2) Austronesian-speaking groups closer to continental SE Asian influence tend to have smaller darkgreen and larger darkblue elements- such as Bidayuh (SW Borneo) and the populations from Java.
The darkblue component is important in continental Southeast Asian populations and those from the Indonesian Archipelago with more historical SE Asian connections. It somewhat correlates with Austro-Asiatic languages, perhaps it indicates an early agricultural wave from China into SE Asia, before the Tai-Kadai-Austronesian one? Darkblue is a bit more distant in fst from the other East Asian Neolithic components, perhaps due to having a larger degree of stabilised ancient local variation included in it.
Darkblue in Indonesians decreases with distance to SE Asia. It may have some association in this context with later expansion of populations- possibly associated with wet rice and other agricultural innovations from SE Asia- from more developed and more densely populated Java, a development continuing to this day.

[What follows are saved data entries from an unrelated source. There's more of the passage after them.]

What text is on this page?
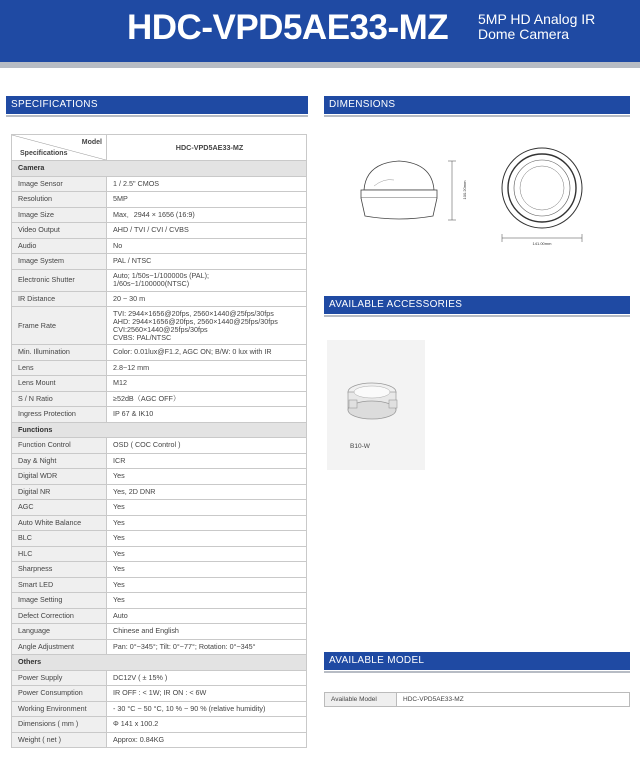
HDC-VPD5AE33-MZ 5MP HD Analog IR
Dome Camera
SPECIFICATIONS	DIMENSIONS
AVAILABLE ACCESSORIES
AVAILABLE MODEL
Model
Specifications	HDC-VPD5AE33-MZ
Camera	
Image Sensor	1 / 2.5" CMOS
Resolution	5MP
Image Size	Max．2944 × 1656 (16:9)
Video Output	AHD / TVI / CVI / CVBS
Audio	No
Image System	PAL / NTSC
Electronic Shutter	Auto; 1/50s~1/100000s (PAL);
1/60s~1/100000(NTSC)

IR Distance	20 ~ 30 m
Frame Rate	TVI: 2944×1656@20fps, 2560×1440@25fps/30fps
AHD: 2944×1656@20fps, 2560×1440@25fps/30fps
CVI:2560×1440@25fps/30fps
CVBS: PAL/NTSC

Min. Illumination	Color: 0.01lux@F1.2, AGC ON; B/W: 0 lux with IR
Lens	2.8~12 mm
Lens Mount	M12
S / N Ratio	≥52dB（AGC OFF）
Ingress Protection	IP 67 & IK10
Functions	
Function Control	OSD ( COC Control )
Day & Night	ICR
Digital WDR	Yes
Digital NR	Yes, 2D DNR
AGC	Yes
Auto White Balance	Yes
BLC	Yes
HLC	Yes
Sharpness	Yes
Smart LED	Yes
Image Setting	Yes
Defect Correction	Auto
Language	Chinese and English
Angle Adjustment	Pan: 0°~345°; Tilt: 0°~77°; Rotation: 0°~345°
Others	
Power Supply	DC12V ( ± 15% )
Power Consumption	IR OFF : < 1W; IR ON : < 6W
Working Environment	- 30 °C ~ 50 °C, 10 % ~ 90 % (relative humidity)
Dimensions ( mm )	Φ 141 x 100.2
Weight ( net )	Approx: 0.84KG
100.20mm
141.00mm
B10-W
Available Model	HDC-VPD5AE33-MZ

4) Groups further towards the East present an increasing burgundy element modal in Papuan-speaking Melanesian Naasioi. These groups are swidden agriculturalists. Their relative success in resisting the farmer waves versus distantly related Negrito groups from the Philippines and SE Asia may hint at some primitive agriculture in coastal Papuan-speaking peoples prior to the Austronesian expansion.
Melanesians such as Naasioi probably have some Austronesian admixture, which may be invisible here due to lack of reference highland Papuan populations- the burgundy component may be a fusion of mostly "Papuan" with a little Austronesian- a possible reason why it may pull some of the Philippine Negrito variation in the more admixed tribes.
Polynesians also seem to have important Melanesian admixture.

sorry I didn't include East Asian participants in this run but the ~50000 SNPs in this set do not overlap much with the 23andme ones, so including them would reduce the resolution too much.

Many thanks to Zack from Harappa for drawing my attention to this set -he also wrote and posted the conversion code to bed format.